Runderneuert in schwere Saison

Mit einem stark veränderten Gesicht geht der FV Bad Vilbel in sein drittes Jahr in der Fußball-Hessenliga. Fast eine komplette Mannschaft, darunter auch viele wichtige Stammspieler, haben den Club vom Niddasportfeld verlassen. Am Montagabend konnte Trainer Amir Mustafic, der mittlerweile in sein neuntes Jahr bei den Brunnenstädtern geht, 24 Akteure zum Trainingsauftakt auf dem Hauptplatz begrüßen, 14 Fußballer davon waren neu oder sind zum Verein zurückgekommen.
21. Juli 2020, 20:00 Uhr
ACE
Mit 24 Spielern ist Hessenligist FV Bad Vilbel am Montagabend in die Saisonvorbereitung gestartet. (Foto: Acebes Gonzalez)

Mit einem stark veränderten Gesicht geht der FV Bad Vilbel in sein drittes Jahr in der Fußball-Hessenliga. Fast eine komplette Mannschaft, darunter auch viele wichtige Stammspieler, haben den Club vom Niddasportfeld verlassen. Am Montagabend konnte Trainer Amir Mustafic, der mittlerweile in sein neuntes Jahr bei den Brunnenstädtern geht, 24 Akteure zum Trainingsauftakt auf dem Hauptplatz begrüßen, 14 Fußballer davon waren neu oder sind zum Verein zurückgekommen.

Der Verlust so vieler Stammkräfte war gewiss nicht geplant, von anderen Kaderspielern wollte man sich angesichts schwacher Leistungen in der Vorsaison aber bewusst trennen. Schwer wiegen vor allem die Abgänge von Adnan Alik und Maximilian Brauburger, die nun beide ihre Chance beim Regionalligisten FC Bayern Alzenau suchen.
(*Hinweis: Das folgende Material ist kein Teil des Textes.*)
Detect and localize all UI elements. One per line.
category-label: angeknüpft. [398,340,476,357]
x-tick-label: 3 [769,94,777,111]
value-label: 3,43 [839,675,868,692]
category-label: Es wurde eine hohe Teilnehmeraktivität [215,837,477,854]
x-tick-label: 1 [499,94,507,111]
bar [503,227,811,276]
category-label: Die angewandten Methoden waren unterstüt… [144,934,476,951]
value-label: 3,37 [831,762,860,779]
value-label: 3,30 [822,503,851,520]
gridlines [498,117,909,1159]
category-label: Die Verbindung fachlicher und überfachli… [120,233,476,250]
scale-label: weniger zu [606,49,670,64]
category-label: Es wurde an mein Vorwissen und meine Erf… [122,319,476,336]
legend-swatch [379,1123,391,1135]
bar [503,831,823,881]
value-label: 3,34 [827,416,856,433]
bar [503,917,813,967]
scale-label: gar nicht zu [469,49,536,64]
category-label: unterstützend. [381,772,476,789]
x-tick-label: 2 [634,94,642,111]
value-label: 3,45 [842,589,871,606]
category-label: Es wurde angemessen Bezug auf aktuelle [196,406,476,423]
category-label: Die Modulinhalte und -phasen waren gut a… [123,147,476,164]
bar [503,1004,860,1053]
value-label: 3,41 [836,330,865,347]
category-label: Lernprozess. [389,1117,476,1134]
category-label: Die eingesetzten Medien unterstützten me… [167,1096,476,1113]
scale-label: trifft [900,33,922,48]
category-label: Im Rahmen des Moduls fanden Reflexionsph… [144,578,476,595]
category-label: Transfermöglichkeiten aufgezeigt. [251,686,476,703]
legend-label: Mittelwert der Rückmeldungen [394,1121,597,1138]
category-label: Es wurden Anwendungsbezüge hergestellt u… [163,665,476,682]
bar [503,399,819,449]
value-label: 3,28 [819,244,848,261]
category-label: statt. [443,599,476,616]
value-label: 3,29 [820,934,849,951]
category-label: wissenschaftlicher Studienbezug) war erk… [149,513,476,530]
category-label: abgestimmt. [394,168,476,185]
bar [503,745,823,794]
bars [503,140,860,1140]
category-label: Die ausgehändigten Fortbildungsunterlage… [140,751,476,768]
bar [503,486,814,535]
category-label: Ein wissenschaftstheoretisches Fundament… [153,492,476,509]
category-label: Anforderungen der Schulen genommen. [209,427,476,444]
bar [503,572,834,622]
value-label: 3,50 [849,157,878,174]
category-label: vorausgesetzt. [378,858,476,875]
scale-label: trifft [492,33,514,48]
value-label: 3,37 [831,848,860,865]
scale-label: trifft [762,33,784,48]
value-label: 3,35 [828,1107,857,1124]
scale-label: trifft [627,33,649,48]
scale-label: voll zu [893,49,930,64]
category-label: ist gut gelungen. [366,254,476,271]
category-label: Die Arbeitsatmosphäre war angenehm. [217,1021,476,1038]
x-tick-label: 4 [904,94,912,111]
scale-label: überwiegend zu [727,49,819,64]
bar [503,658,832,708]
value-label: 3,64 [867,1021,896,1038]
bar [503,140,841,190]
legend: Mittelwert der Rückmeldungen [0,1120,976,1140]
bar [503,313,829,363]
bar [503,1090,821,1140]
Gerne gehalten hätte Mustafic auch den trickreichen Flügelstürmer Farid Affo, der künftig für Ligakonkurrent SC Hessen Dreieich aufläuft. Mit Routinier Jonas Grüter und Topscorer Alexander Bauscher konnte man sich indes nicht über eine weitere Zusammenarbeit einigen. Die restlichen Abgänge wechselten aus unterschiedlichen Gründen in unterklassige Ligen.

Zwei Rückkehrer machen Hoffnung

Teure Neuzugänge aus Profiligen kann und will sich der Verein nicht erlauben - erst recht in der Corona-Krise. Bekanntester Zugang ist Offensivmann Vuk Toskovic, der bis zur Hinrunde der vergangenen Saison beim Lokalkonkurrenten Türk Gücü Friedberg spielte und nach einem kurzen Intermezzo beim SV Pars Neu-Isenburg (Aufsteiger in die Verbandsliga Süd) nun in die Wetterau zurückkommt.

Positiv zu bewerten ist aus Sicht der Brunnenstädter auch die Rückkehr von Torhüter Robin Orband und Mittelfeldspieler Dominik Emmel. Während der Keeper zuletzt aus beruflichen Gründen pausierte, ist Emmel nach einem kurzen Gastspiel bei Verbandsligist SC Hanau 1960 wieder bei den Grün-Weißen.

Mit einem niedrigen Personaletat und dem Einbau zahlreicher junger Talente aus der Rhein-Main-Region will Mustafic um den erfahrenen Kapitän Thorben Knauer ein neues Team aufbauen, das in der 20er Liga wettbewerbsfähig sein soll. »Ich denke durchaus, dass wir eine Chance haben und diese auch nutzen werden«, versprüht der Coach Optimismus und will mit »jungen und hungrigen Spielern angriffslustig auftreten«.

Sorgen bereiten den Verantwortlichen das vom DFB verschickte Hygiene-Konzept, dessen Umsetzung eine Mehrzahl an ehrenamtlichen Helfern bedarf. Bislang verteilen sich die Aufgaben im Umfeld des Spielbetriebes des Wetterauer Hessenligisten aber nur auf sehr wenigen Schultern.